L’incontro con Rossana Podestà
Dal desiderio alla realtà il passo è breve. I due, dopo una lettera di Bonatti («Ma è proprio vero?»), si incontrano a Roma vicino all'Altare della Patria. Non pratico della Capitale, Walter arriverà con due ore di ritardo quando Rossana stava ormai andandosene. Sarà l'unica volta, dopo sarà sempre puntuale. E infatti il loro sodalizio, fatto di viaggi e altri avventure per il mondo, durerà fino alla morte di Bonatti avvenuta il 13 settembre 2011 dopo una feroce malattia che lo ghermisce quasi all'improvviso in una clinica privata romana.

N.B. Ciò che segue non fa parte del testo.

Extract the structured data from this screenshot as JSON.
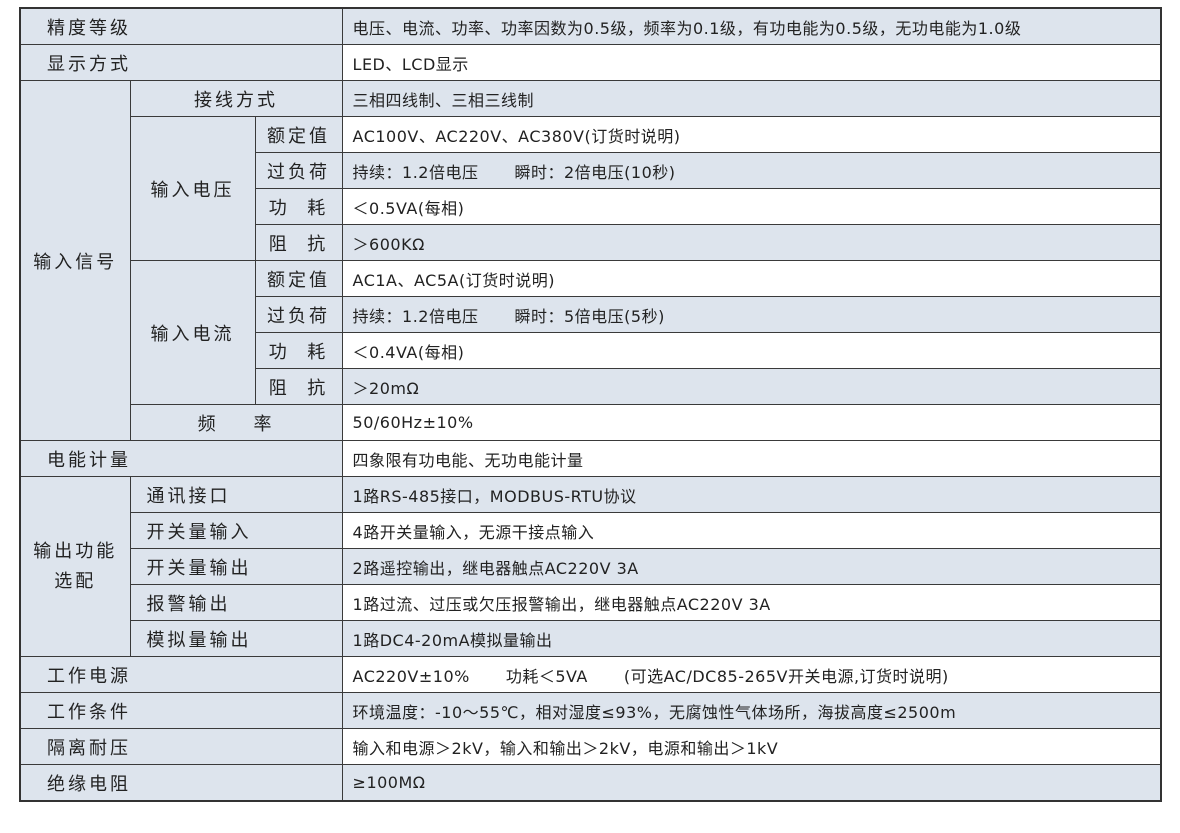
{
  "colors": {
    "label_bg": "#dde4ed",
    "stripe_bg": "#dde4ed",
    "border": "#333333"
  },
  "labels": {
    "accuracy": "精度等级",
    "display": "显示方式",
    "input_signal": "输入信号",
    "wiring": "接线方式",
    "input_voltage": "输入电压",
    "input_current": "输入电流",
    "rated": "额定值",
    "overload": "过负荷",
    "power_consumption": "功  耗",
    "impedance": "阻  抗",
    "frequency": "频    率",
    "energy": "电能计量",
    "output_options": "输出功能选配",
    "comm": "通讯接口",
    "di": "开关量输入",
    "do": "开关量输出",
    "alarm": "报警输出",
    "ao": "模拟量输出",
    "power_supply": "工作电源",
    "conditions": "工作条件",
    "isolation": "隔离耐压",
    "insulation": "绝缘电阻"
  },
  "values": {
    "accuracy": "电压、电流、功率、功率因数为0.5级，频率为0.1级，有功电能为0.5级，无功电能为1.0级",
    "display": "LED、LCD显示",
    "wiring": "三相四线制、三相三线制",
    "v_rated": "AC100V、AC220V、AC380V(订货时说明)",
    "v_overload_a": "持续：1.2倍电压",
    "v_overload_b": "瞬时：2倍电压(10秒)",
    "v_power": "＜0.5VA(每相)",
    "v_impedance": "＞600KΩ",
    "i_rated": "AC1A、AC5A(订货时说明)",
    "i_overload_a": "持续：1.2倍电压",
    "i_overload_b": "瞬时：5倍电压(5秒)",
    "i_power": "＜0.4VA(每相)",
    "i_impedance": "＞20mΩ",
    "frequency": "50/60Hz±10%",
    "energy": "四象限有功电能、无功电能计量",
    "comm": "1路RS-485接口，MODBUS-RTU协议",
    "di": "4路开关量输入，无源干接点输入",
    "do": "2路遥控输出，继电器触点AC220V 3A",
    "alarm": "1路过流、过压或欠压报警输出，继电器触点AC220V 3A",
    "ao": "1路DC4-20mA模拟量输出",
    "power_supply_a": "AC220V±10%",
    "power_supply_b": "功耗＜5VA",
    "power_supply_c": "(可选AC/DC85-265V开关电源,订货时说明)",
    "conditions": "环境温度：-10～55℃，相对湿度≤93%，无腐蚀性气体场所，海拔高度≤2500m",
    "isolation": "输入和电源＞2kV，输入和输出＞2kV，电源和输出＞1kV",
    "insulation": "≥100MΩ"
  }
}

Non essendo sposati, e vietandolo la legge, Rossana non può neppure dargli conforto, tenergli una mano.
«Una cosa intollerabile che non potrò mai dimenticare e che credo possibile solo in Italia», racconterà l'attrice in lacrime. Un dolore troppo grande per un legame così profondo. Due anni dopo, il 10 dicembre 2013, lo seguirà anche lei. Ora riposano entrambi nel piccolo cimitero di Portovenere, sopra le rocce a picco sul mare.